Вскоре после этого захожу к Брюсовым и застаю всю семью на кухне. Сестра и Аннушка раскладывают на столе только что полученный «паек». Огромная бутыль подсолнечного масла, мешок муки, всевозможная крупа. Сахар, чай, кофе, большой кусок мяса. Аннушка сияет и любуется по тому голодному времени невероятным богатством. «Ну, поживем за этим царем», – одобрительно говорит она. Брюсов нахмурился. «Нечего вздор молоть. Лучше разберите все это. А то всякий народ тут к вам ходит». И ушел к себе…»
В 1919 году Брюсов вступил в ряды ВКП(б). Работал с Луначарским в Наркомпроссе. Читал лекции в университете. Организовал в 1921 году Высший литературно-художественный институт (впоследствии ВЛХИ им. В. Я. Брюсова). Выступал с работами теоретическими, издал книги стихов «Последние мечты» (1920), «В такие дни» (1921), «Миг» (1922), «Дали» (1922), «Mea!» («Cпеши!», 1924). Глубоко изучил историю и литературу Армении, перевел многих ее поэтов. За эту поистине гигантскую работу Совнарком Армении присвоил Брюсову звание народного поэта Армении. Вообще роль Брюсова в русской поэзии по-настоящему еще не оценена. «Несмотря на все усердие, большевики не ценили его, – писал Ходасевич. – При случае – попрекали былой принадлежностью к „буржуазной“ литературе. Его стихи, написанные в полном соответствии с видами начальства, все-таки были не нужны, потому что не годились для прямой агитации. Дело в том, что, пишучи на заказные темы и очередные лозунги, в области формы Брюсов оставался свободным. Я думаю, что тщательное формальное исследование коммунистических стихов Брюсова показало бы в них напряженную внутреннюю работу, клонящуюся к попытке сломать старую гармонию, „обрести звуки новые“. К этой цели Брюсов шел через сознательную какофонию. Был ли он прав, удалось ли ему чего-нибудь достигнуть – вопрос другой. Но именно наличие этой работы сделало его стихи переутонченными до одеревенения, трудно усвояемыми, недоступными для примитивного понимания. Как агитационный материал они не годятся – и потому Брюсов-служака оказался по существу ненужным. Оставался Брюсов-служака, которого и гоняли с „поста“ на „пост“, порой доходя до вольного или невольного издевательства. Так, например, в 1921 году Брюсов совмещал какое-то высокое назначение по Наркомпросу с не менее важной должностью в Гуконе, т. е…в Главном управлении по коннозаводству!»
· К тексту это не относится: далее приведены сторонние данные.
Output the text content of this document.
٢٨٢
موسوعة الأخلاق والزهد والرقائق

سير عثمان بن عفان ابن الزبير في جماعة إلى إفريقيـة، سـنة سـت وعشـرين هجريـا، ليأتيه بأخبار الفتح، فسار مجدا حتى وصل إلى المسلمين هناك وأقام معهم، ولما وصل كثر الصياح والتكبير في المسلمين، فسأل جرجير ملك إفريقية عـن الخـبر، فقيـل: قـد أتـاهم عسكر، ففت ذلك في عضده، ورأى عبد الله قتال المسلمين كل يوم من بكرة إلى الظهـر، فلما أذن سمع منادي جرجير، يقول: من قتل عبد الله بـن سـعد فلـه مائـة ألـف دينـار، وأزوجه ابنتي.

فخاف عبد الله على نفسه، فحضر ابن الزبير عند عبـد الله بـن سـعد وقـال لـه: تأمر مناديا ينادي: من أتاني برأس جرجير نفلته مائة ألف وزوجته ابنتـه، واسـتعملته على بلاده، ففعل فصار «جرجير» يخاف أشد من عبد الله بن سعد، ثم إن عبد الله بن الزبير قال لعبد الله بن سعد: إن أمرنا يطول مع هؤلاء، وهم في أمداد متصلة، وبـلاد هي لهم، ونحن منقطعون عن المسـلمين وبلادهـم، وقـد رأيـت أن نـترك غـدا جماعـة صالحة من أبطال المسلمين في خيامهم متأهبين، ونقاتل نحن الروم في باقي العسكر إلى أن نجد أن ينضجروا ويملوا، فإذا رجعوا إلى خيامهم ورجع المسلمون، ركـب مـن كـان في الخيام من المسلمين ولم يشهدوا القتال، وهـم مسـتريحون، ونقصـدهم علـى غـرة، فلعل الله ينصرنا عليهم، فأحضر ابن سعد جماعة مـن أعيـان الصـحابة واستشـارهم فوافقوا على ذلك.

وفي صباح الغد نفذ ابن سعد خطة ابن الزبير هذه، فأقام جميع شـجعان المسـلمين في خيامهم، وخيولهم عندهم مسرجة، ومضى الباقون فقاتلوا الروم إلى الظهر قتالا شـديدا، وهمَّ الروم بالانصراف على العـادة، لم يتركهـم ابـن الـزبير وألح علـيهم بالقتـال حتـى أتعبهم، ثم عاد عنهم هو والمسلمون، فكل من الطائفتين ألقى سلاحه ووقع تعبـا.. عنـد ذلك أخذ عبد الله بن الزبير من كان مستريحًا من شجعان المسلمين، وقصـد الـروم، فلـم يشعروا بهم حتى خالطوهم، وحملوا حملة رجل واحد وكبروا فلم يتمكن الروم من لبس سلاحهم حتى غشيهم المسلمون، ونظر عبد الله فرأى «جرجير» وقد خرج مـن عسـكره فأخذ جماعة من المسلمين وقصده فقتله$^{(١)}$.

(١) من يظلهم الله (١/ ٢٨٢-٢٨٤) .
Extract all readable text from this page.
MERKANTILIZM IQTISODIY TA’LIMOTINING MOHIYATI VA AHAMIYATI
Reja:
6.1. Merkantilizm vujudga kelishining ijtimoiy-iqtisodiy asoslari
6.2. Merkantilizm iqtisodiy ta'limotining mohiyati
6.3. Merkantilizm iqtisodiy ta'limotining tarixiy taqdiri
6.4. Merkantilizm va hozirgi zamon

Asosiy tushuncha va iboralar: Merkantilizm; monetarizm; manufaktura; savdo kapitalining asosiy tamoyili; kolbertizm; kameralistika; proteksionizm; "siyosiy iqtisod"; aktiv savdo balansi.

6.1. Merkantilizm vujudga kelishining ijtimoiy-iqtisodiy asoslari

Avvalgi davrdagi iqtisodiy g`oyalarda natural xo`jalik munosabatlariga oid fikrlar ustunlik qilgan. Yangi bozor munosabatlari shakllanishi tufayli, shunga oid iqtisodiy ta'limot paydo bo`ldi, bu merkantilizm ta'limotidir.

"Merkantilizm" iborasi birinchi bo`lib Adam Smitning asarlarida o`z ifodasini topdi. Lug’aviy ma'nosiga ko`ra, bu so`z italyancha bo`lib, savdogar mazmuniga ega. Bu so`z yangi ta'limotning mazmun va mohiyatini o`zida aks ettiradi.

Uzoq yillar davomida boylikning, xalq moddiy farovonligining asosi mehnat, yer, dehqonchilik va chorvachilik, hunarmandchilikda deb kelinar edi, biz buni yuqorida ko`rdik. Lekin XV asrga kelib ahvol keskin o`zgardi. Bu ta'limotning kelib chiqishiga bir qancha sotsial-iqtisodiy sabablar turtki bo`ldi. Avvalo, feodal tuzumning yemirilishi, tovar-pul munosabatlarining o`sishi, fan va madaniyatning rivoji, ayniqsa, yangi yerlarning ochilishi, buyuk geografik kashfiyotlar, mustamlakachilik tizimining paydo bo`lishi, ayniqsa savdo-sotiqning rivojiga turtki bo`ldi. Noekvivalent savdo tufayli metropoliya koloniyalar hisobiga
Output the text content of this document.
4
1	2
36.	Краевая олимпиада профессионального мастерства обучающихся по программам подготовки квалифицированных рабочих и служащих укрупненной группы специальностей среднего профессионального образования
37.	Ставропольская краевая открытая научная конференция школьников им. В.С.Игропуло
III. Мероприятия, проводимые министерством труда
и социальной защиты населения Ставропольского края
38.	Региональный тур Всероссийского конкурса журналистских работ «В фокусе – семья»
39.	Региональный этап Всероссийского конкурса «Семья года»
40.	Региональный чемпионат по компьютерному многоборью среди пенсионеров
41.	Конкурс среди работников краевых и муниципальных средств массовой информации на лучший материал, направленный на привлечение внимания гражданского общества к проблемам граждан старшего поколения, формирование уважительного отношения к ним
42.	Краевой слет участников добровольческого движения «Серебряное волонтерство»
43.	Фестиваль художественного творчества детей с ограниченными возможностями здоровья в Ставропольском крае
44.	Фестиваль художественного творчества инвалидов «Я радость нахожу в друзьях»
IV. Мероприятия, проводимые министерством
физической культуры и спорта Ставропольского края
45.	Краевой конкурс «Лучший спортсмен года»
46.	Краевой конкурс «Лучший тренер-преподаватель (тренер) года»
В декабре 1923 года юбилей поэта был отмечен официально, но без пышности. Хлопоты об ордене Красного Знамени окончились ничем, поэт получил лишь грамоту ВЦИК да Литературному институту присвоили его имя.
Умер 9 октября 1924 года в Москве.
Очень жестко на смерть Брюсова отозвался в «Русской газете» (Париж) поэт Саша Черный: «О грехопадении Брюсова писали за последнее время немало. В самом деле странно: индивидуалист, изысканный эстет, парнасский сноб, так умело имитировавший поэта, парящего над чернью, и вдруг такая бесславная карьера, достойная расторопного Ивана Василевского или какого-нибудь Оль Д’Ора. Красный цензор, вырывающий у своих собратьев последний кусок хлеба, вбивающий осиновый кол в книги, не заслужившие в его глазах штемпеля советской благонадежности. Это была, увы, не тютчевская цензура, не „почетный“ караул у дверей литературы, а караул подлинно арестантский, тяжкое и низкое ремесло угнетателя духа. Свой бил своих. Приблизительно такое же дикое и незабываемое зрелище, как еврей, организующий еврейские погромы».
Федор Кузьмич Сологуб
Федор Кузьмич Тетерников (Сологуб – литературный псевдоним) родился 17 (1. III) февраля 1863 года в Петербурге.
После смерти отца – портного – мать попыталась самостоятельно держать прачечную, но дело оказалось ей не по силам, пришлось пойти в прислугу. «Розги в доме Cеверцова, – с ужасом вспоминал Сологуб. – Розги в доме Духовского… Неудачное ношение письма, меня высекли… Драка на улице, не давай сдачи, высекли…» От того рос замкнутым, скрытным, чуждался сверстников.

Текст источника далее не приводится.